During Spring Training Mets fans hoped that the projected outfield wouldn’t be as bad as the doomsayers had predicted. “Worst outfield ever” was a common theme parroted by numerous media outlets. The outfield was definitely lacking in talent, but there was no way it could be that bad. Right?
As it turns out, the Mets outfield has been very bad this season. To find out just how bad, we’ll examine a few statistics from FanGraphs. However, as Mets360′s own Brian Joura discussed earlier this week, Mets starting left fielder Lucas Duda is quietly putting together a solid if unspectacular year. He really doesn’t deserve to be lumped into the travesty that is the 2013 Mets outfield.
For this exercise, we’ll key in on a few statistics for both the Mets outfield as a whole and Duda specifically. All statistics are up-to-date through 6/1/2013. Note that “rank” for the Mets outfield is against all MLB outfields while for Duda it is against all MLB left fielders only. Also, it’s still pretty early in the season so small sample size applies here. First up is On-base Plus Slugging (OPS).
The Mets outfield as a collective are ahead of only the Nationals, Twins, and Marlins in OPS. Duda, on the other hand, is 13th among all MLB left fielders so far this season.
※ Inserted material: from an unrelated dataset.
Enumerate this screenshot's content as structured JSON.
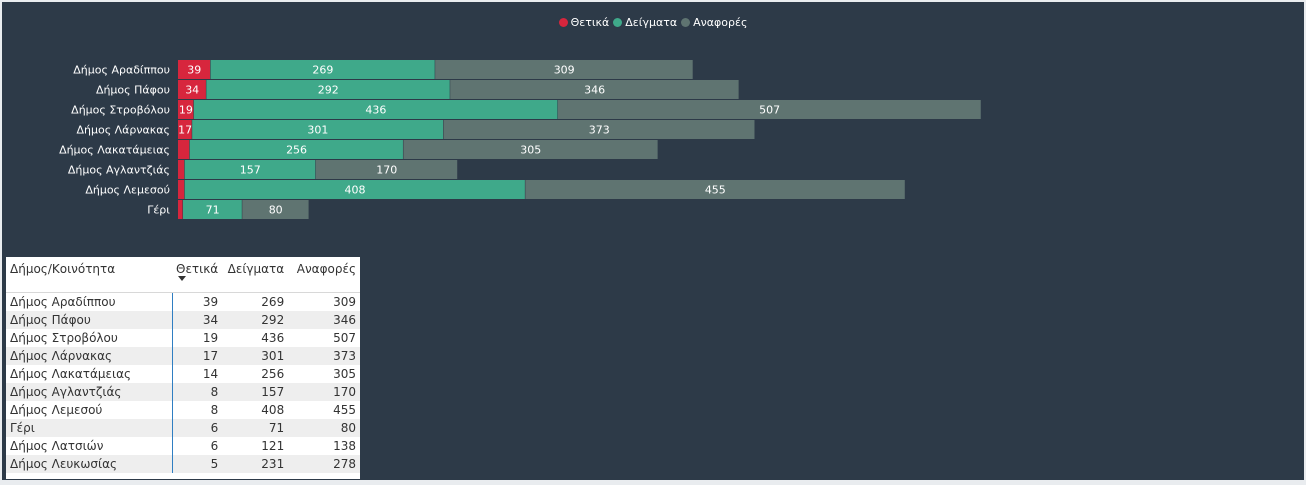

That’s actually pretty incredible considering how down on Duda most Mets fans have become. Next up is Weighted On-Base Average (wOBA).
Essentially, wOBA is a catchall offensive statistic that more accurately captures a hitter’s offensive production than OPS. Here again we see the Mets outfield right at the bottom of the MLB and above the same three teams. Likewise, Duda is right in the middle of the pack for left fielders. Next we look at FanGraphs Wins Above Replacement (fWAR).
Again, the Mets collective is right at the bottom and above only the Twins and the Astros. Duda is near the bottom as well at 23rd. However, note that fWAR takes defense into account. While we all wish that Duda could magically become at least an average defensive left fielder, that simply will never happen. He’s dead last in Ultimate Zone Rating (UZR) among left fielders, which is a testament to his offensive output thus far. In fact, Duda is top ten among left fielders when considering just the offensive aspects that make up fWAR.
This is a small subset of statistics but imagine what the Mets collective outfield performance would look like if Duda’s numbers were taken out of the equation (super incredibly bad?). This is all to say that the Mets outfield, as a whole, is actually meeting expectations. In this case, that’s a bad thing. The problem lies in the way forward. It’s clear that the Mets can live and maybe even thrive with Duda in left field, but right field and center field are going to need massive upgrades for that to work.
Of course, that’s pretty obvious to even the most casual Mets fan. The trick is finding the players that represent those upgrades. There are no upper level outfield prospects on the horizon, at least none that are relatively close, so where does Sandy Alderson snag these upgrades? Well, it will have to be a combination of smart drafting, trading, and free agent signings. Easier said than done, but Alderson is going to have to start dipping into the Mets assets this off-season to make it happen. The large amount of money coming off of the books and the organizational pitching depth could go a long way to shore up the outfield woes, and Alderson will need to do so soon if there is a realistic chance that this team will be competitive sooner rather than later.